I had started to understand the benefits of using meditation, playing music as loud as it would go through headphones until the fear was drowned out but my warm ups were so acrobatic, and without awareness or sense. I was introduced briefly to Alexander Technique by a fellow cast member and experience a complete vocal regeneration in fifteen minutes of body scanning yet explained it away as, ‘luck’ because it seemed too easy and I was so used to thinking that success were the result of ‘effort.’
Writing helped. That was my only saviour as it offered some of the stabilising meditative qualities yet it brought me too much into my head and out of my body, out of balance, and breath and awareness.

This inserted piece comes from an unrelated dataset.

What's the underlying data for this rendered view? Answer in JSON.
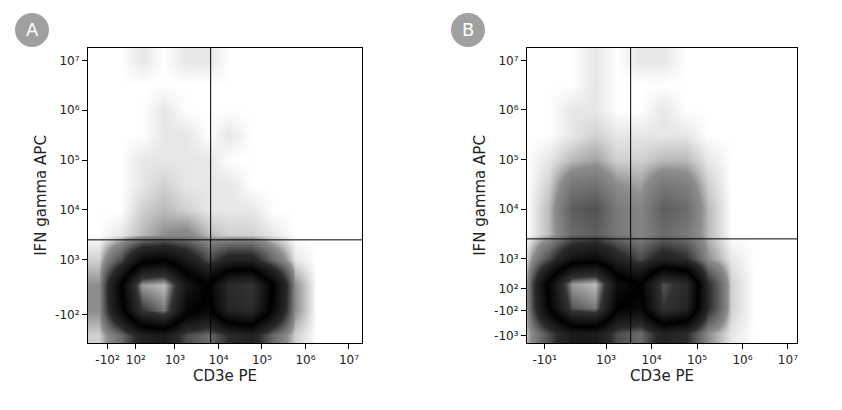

I was looking for certainty.
That is probably why it felt such relief when, at the end of that job, I told my agent I didn’t want to sing any more.
I had to be perfect, something I could never have been, so would always fail.
I wanted to spend my life singing and exploring singing, but not necessarily performing, and there is a big difference. Ironically, after stopping performing, I’ve have spent the next decade enjoying singing for a job and never loosing my voice again.
I wanted to share this before this evening’s class – and what I’ve shared is only the surface of it. It’s influenced all my teaching since, and my urge to help other singers. In class we’ll be looking at the general vocal health rather than rehabilitation and the effects of hormones, fatigue, muscle tension, over work, bad technique, habitual patterns, diet, mental health and some things you can do to on a daily basis to keep in top vocal condition. Book the class here
I’ll sign off with this:
Close your eyes, take a deep breath. Your voice is you. It is not a pet to tell what to do, It is not engineering to ask someone else to repair. It is your breath, it is what you use to communicate with the world. It responds to your nervous system, the motions of your limbs, it’s intertwined with your memories.
Aim for awareness. Feel how everything feels. You know your voice better than anyone else. Any command, any piece of advice, is one colour in your picture. Stop going to people for answers and instead go to people to learn from them. There is a difference.
It is not your land to conquer and dominate, but to explore and play with. For like our world there are parts we will never fully understand.